E no fim, a gente só consegue ser isso mesmo. Uns lá, outros cá. Uns na rua, outros em casa. Todos com medo, empoeirados, frágeis e sozinhos. É, mas nós só somos sozinhos nessa casca, nesse instante. Bem lembrado. Depois ninguém sabe mais o que é ou como é, nem pra onde volta, ou pra onde vai. Enquanto a gente fica sozinho, a gente vai se descobrindo, né?

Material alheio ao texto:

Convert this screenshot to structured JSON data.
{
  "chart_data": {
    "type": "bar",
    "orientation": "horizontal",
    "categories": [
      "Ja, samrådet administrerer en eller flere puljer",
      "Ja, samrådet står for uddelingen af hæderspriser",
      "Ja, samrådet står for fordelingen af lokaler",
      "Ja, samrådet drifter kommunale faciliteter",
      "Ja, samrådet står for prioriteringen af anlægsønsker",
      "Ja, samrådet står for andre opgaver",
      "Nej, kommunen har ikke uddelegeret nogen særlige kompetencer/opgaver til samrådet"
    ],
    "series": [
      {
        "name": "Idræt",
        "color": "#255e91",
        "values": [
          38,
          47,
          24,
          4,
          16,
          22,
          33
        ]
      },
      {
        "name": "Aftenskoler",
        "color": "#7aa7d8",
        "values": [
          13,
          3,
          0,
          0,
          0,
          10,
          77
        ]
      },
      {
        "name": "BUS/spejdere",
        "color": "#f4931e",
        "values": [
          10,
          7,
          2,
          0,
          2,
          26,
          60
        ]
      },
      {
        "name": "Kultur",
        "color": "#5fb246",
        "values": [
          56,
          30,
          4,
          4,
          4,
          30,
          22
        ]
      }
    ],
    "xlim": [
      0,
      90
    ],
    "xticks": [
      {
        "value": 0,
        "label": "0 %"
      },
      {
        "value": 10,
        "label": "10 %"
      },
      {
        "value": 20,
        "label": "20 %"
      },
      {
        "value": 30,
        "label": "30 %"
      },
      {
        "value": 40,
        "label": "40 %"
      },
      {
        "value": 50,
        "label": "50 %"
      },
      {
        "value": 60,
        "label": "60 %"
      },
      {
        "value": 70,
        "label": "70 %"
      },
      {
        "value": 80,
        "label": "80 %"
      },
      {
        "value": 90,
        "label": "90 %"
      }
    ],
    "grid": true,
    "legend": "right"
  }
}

Mas também vai se duvidando cada vez mais, procurando uma esperança pra se agarrar aqui ou ali. 

Eu sei que isso não vai durar pra sempre, e daqui a pouco eu vou estar sofrendo de novo, quando você já tiver desligado a câmera. Mas é por isso mesmo também que vai passar, e nós vamos nos reencontrar, e vamos sair sem ter hora pra voltar e terminar naquela balada lotada, sem nem saber porque fomos parar lá. E a gente vai cantar junto Ai, que vida boa, olerê. Ai, que vida boa, olará. E eu vou achar que tudo tinha que ser assim mesmo. Mais uma vez. E eu vou te abraçar forte de novo. 

Eu queria tanto que essa sua lucidez me iluminasse o tempo todo, e que eu pudesse ser assim como você é, que já superou o medo e a angústia, depois que encontrou o seu caminho e seguiu por ele. Eu mal consigo dar dois passos que tropeço de novo. E me distraio com qualquer barulho que vem de fora, e me deixo levar por qualquer curiosidade besta. Eu queria tanto te encontrar aí, para além dessa tela que me dá uma ilusão sua (mas ainda bem que ela existe). Queria tanto me esbaldar nessa sua confiança, nesse coração sincero. Mas por enquanto só de longe.

Então ficamos assim. Amanhã você me chama de novo, e liga a câmera. Porque a gente vai poder se ver de novo e não se sentir tão sozinhos nessa coisa toda. E daí eu posso pensar que nós não somos tão frágeis quando estamos juntos. E que na verdade nós somos uma coisa só. E que a gente pode vencê-los, apenas por um dia. Ou para todo o sempre.